Savitt tried to establish that Musk had been consulted by Altman and Shivon Zillis — his longtime adviser who is also the mother of four of his children — about subsequent efforts to raise cash, and did not object. Zillis was also a member of the OpenAI board when it approved some of those transactions.
That cross-examination extended to Tesla’s AI ambitions. Notably, Musk was asked about Tesla’s efforts to develop competing AI technologies and found himself, not for the first time, on the wrong side of one of his own posts on X. After Musk noted that Tesla’s AI work was focused only on self-driving and not AGI (a term for AI systems that can perform any intellectual task that a human can), he was asked about a recent post claiming that “Tesla will be one of the companies to construct AGI.” “We are not pursuing AGI right now,” Musk told the court. (Tesla shareholders may want to take note.)
Musk was also asked about a post where he claimed to have invested $100 million in OpenAI, rather than the $38 million that actually changed hands. He argued that his reputation and network made up for the disparity.
Savitt brought up emails where Musk had backed efforts by Tesla and his brain interface firm, Neuralink, to poach employees from OpenAI while he was still on that company’s board. Another conversation focused on his efforts to hire OpenAI leaders when he left the board in 2018, including Andrej Karpathy, who departed OpenAI to lead self-driving work at Tesla. Musk was also asked about a conversation where Zillis suggested Musk recruit Sutskever to Tesla.
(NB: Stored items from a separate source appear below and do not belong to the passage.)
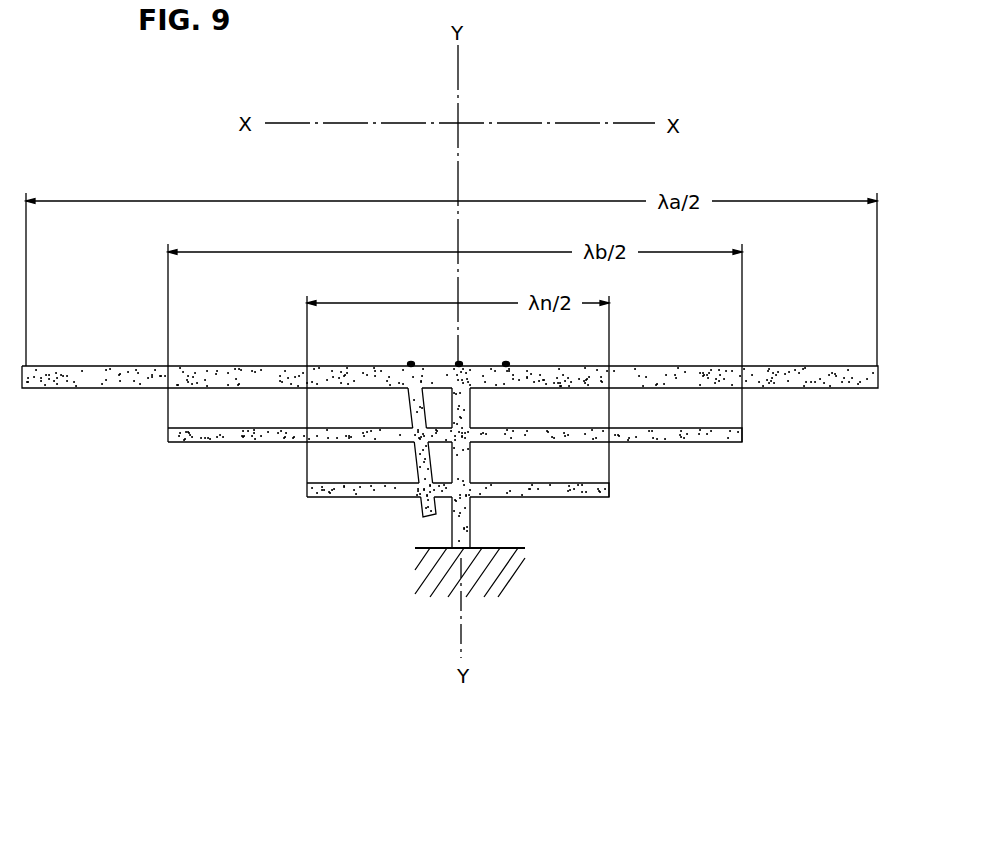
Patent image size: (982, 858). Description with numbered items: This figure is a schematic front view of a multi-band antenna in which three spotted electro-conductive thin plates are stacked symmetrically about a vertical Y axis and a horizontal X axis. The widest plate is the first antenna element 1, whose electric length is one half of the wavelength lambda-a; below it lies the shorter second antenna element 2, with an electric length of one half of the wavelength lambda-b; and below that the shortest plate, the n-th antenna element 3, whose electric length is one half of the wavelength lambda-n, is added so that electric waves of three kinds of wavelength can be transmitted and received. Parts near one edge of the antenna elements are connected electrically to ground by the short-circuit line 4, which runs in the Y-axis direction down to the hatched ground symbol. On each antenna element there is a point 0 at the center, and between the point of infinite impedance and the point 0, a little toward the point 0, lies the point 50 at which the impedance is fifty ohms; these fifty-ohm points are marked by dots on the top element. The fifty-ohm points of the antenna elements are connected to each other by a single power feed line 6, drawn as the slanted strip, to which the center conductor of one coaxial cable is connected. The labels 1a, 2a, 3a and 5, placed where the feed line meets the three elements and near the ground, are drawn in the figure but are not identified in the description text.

The first antenna element 1 is at (847, 390).
The second antenna element 2 is at (743, 437).
The n-th antenna element 3 is at (612, 490).
The short-circuit line 4 is at (425, 413).
The ground plate 5 is at (433, 547).
The power feed line 6 is at (470, 412).
The connection point of first element 1a is at (407, 390).
The connection point of second element 2a is at (410, 443).
The connection point of third element 3a is at (417, 498).
The point of impedance being 50 Ω 50 is at (409, 362).
The point 0 is at (457, 362).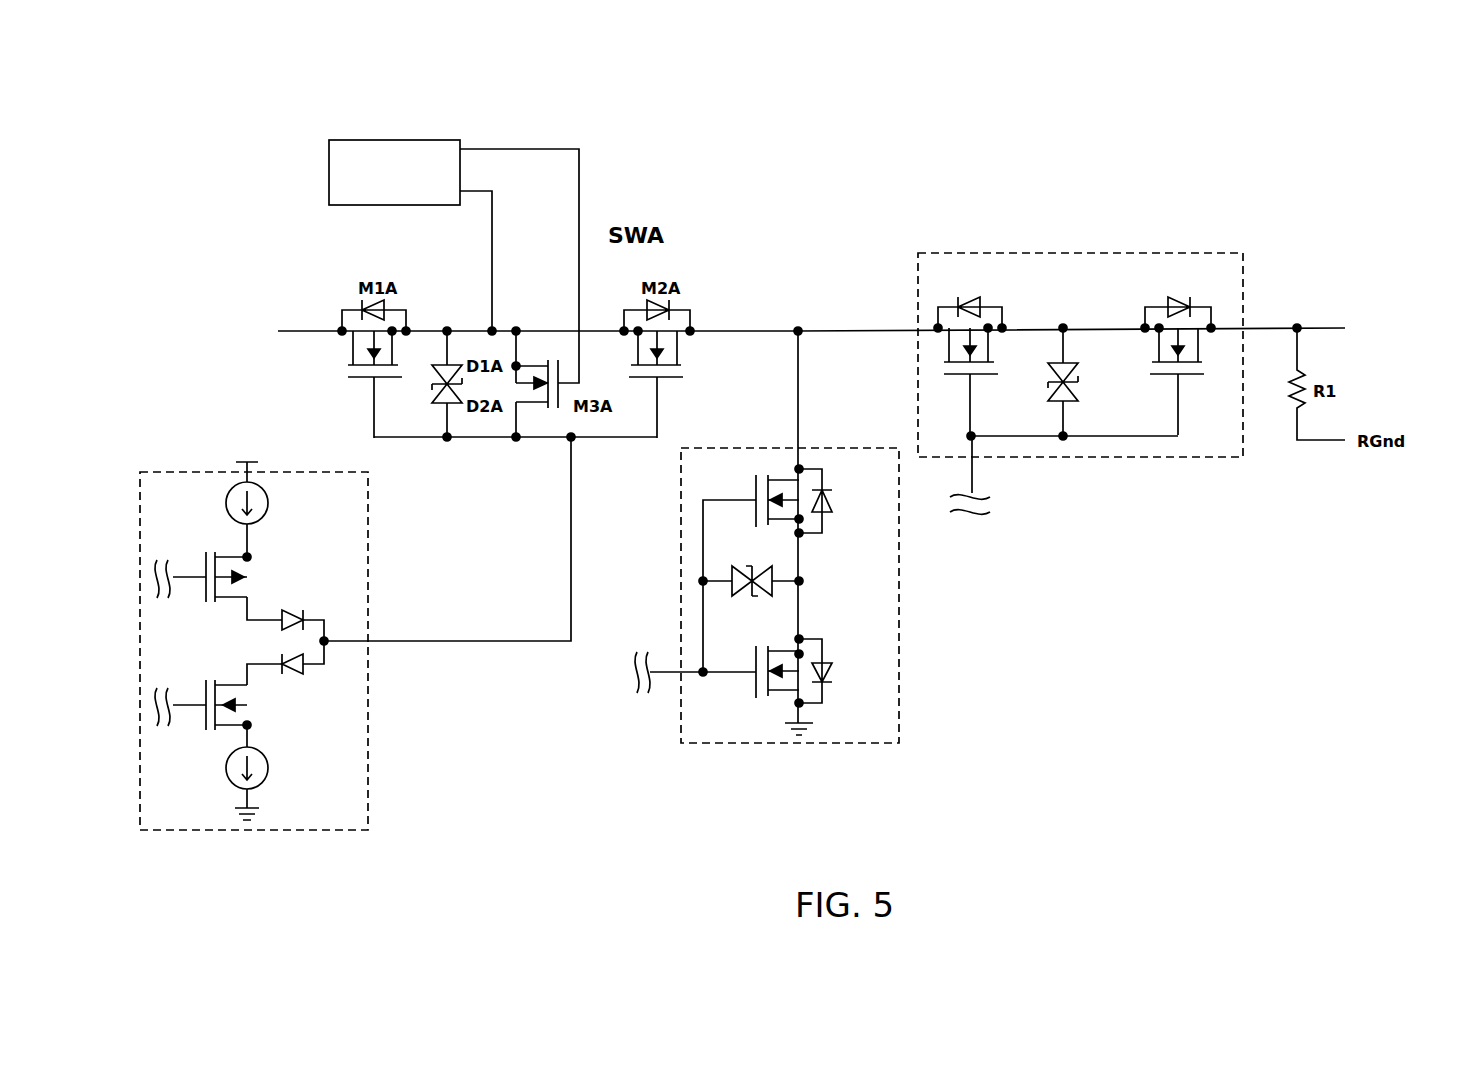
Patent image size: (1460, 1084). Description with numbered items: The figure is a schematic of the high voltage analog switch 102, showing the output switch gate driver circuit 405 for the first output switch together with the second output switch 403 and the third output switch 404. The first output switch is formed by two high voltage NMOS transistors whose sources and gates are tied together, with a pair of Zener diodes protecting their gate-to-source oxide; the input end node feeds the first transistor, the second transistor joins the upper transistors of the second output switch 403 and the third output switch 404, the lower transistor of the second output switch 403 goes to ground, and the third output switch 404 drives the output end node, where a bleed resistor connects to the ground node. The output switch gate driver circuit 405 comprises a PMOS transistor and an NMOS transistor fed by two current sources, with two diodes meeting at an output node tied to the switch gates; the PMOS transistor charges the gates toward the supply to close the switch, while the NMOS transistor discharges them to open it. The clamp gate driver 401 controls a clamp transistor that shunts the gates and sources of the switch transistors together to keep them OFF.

The high voltage analog switch 102 is at (1227, 173).
The clamp gate driver 401 is at (364, 140).
The output switch SWB 403 is at (680, 580).
The output switch SWC 404 is at (1053, 253).
The output switch gate driver circuit 405 is at (192, 472).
The most consequential thread of the day, though, may have been about harm prevention. Part of Musk’s case rests on the idea that OpenAI transition into a traditional corporation is dangerous to society because it reduces the company’s focus on safety. Savitt, in turn, had Musk admit that all AI companies, including his own, suffer from this risk.
Judge Gonzalez Rogers halted that line of questioning, but in remarks to the lawyers after testimony concluded made clear it would resume, with limits. When Musk’s lawyers floated questions about ChatGPT’s role in the Tumbler Ridge shooting—an incident earlier this year in Canada in which a person went on a killing spree after extensive conversations with the chatbot—she made clear that she didn’t want to hear about scandals caused by AI models, but that xAI and OpenAI’s approaches to safety were fair game.
Musk returns Thursday for another round of adversarial questioning. Also expected to testify are his family office manager, Jared Birchall; AI safety expert Stuart Russell; and OpenAI president Greg Brockman.
Correction: An earlier version of this story misstated details of the Tumbler Ridge shooting due to an editing error. It has been updated.